Shootings, street racing and other crime
Bottoms said that reports of violent crimes continue trending downward citywide, but acknowledged that shootings remain a concern. She specifically attributed recent shootings in or around nightclubs in part to looser COVID-19 restrictions drawing violent visitors from such out-of-state locations as Chicago.
“Obviously, the governor has made the decision to keep the state open, but that seems to be contributing to what we see around bars and nightclubs in our city,” Bottoms said.
Bottoms and Kemp have been at odds over pandemic regulations and crime responses this year. Kemp’s administration at one point sued Bottoms over a mask requirement and has authorized the Georgia National Guard to be deployed in Atlanta with law enforcement powers in the wake of shootings.
Another nightclub-related concern is the possibility of restaurants and bars acting as illicit after-hours spots. Officials and neighborhood leaders in Buckhead have pushed for a review of licenses and permits of certain businesses to crack down on any trouble.
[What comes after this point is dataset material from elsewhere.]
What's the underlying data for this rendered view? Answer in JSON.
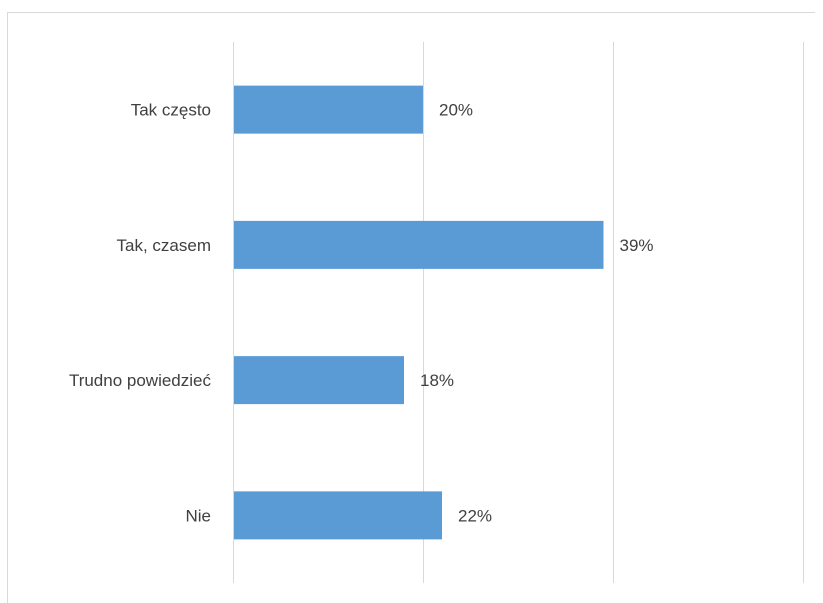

In the press conference, Interim Police Chief Rodney Bryant said APD recently conducted more than 316 inspections at businesses to check their “status.”
Bottoms also addressed street racing, which has plagued city streets with bigger and more frequent gatherings during the pandemic. Bottoms reported that between January and Nov. 15, APD had issued 560 citations related to street racing. Last weekend, she said, that included 190 traffic stops, 173 citations, 14 arrests and seven vehicles impounded.
However, despite unenforceable language in a recently adopted city ordinance, APD has a limited ability to impound street-racing vehicles. The Atlanta City Council earlier this week approved a resolution calling on state lawmakers to grant them the power to seize such vehicles for longer periods and even permanently.
“I don’t have any plan to veto it,” Bottoms said when asked about that resolution, but also indicated she was not aware of its full details. “I do think there needs to be enhanced penalties,” she added, calling street racing “a nuisance, but it’s also extremely dangerous.”
In other crime-related announcements, Bottoms said APD officers would rejoin federal task forces after a policy change that allows them to wear body cameras in some instances, and that the department will begin circulating a list of “most wanted” offenders on social media on Wednesdays.
Bottoms announced a “very robust” program to house homeless people that will use $18 million in private contributions and federal Coronavirus Aid, Relief and Economic Security (CARES) Act funds. The funding, through the nonprofit Partners for Home, will provide housing and supportive services.
Bottoms said the organization recently provided housing and services to 75 people who were living in an encampment near Pryor Street in Downtown. The city has not been removing homeless people from encampments unless there is housing and support services available, in part due to pandemic safety guidelines, Bottoms said.
Bottoms said her family will celebrate a “virtual Thanksgiving” during the pandemic and urged others to do the same, or at least adhere to the guideline of gathering in groups no larger than 10 people.
Bottoms and her husband Derek were diagnosed with COVID-19 in July. Both survived, but the mayor said Derek continues to have “lingering” effects, including migraines, fatigue and, in a new development, “his sense of smell comes and goes.”
“This is nothing any of us should take lightly. Please be mindful of that over the Thanksgiving holiday,” Bottoms said.
Possible Biden position
Before the nomination of Kamala Harris, Bottoms was considered as among the contenders to be Biden’s running mate. Now there is gossip about the possibility of her being named to a position in Biden’s White House.
“I’ve not gotten any calls about leaving Atlanta,” Bottoms said when asked about that talk. “… I would never say never, but there’s nothing before me to consider.”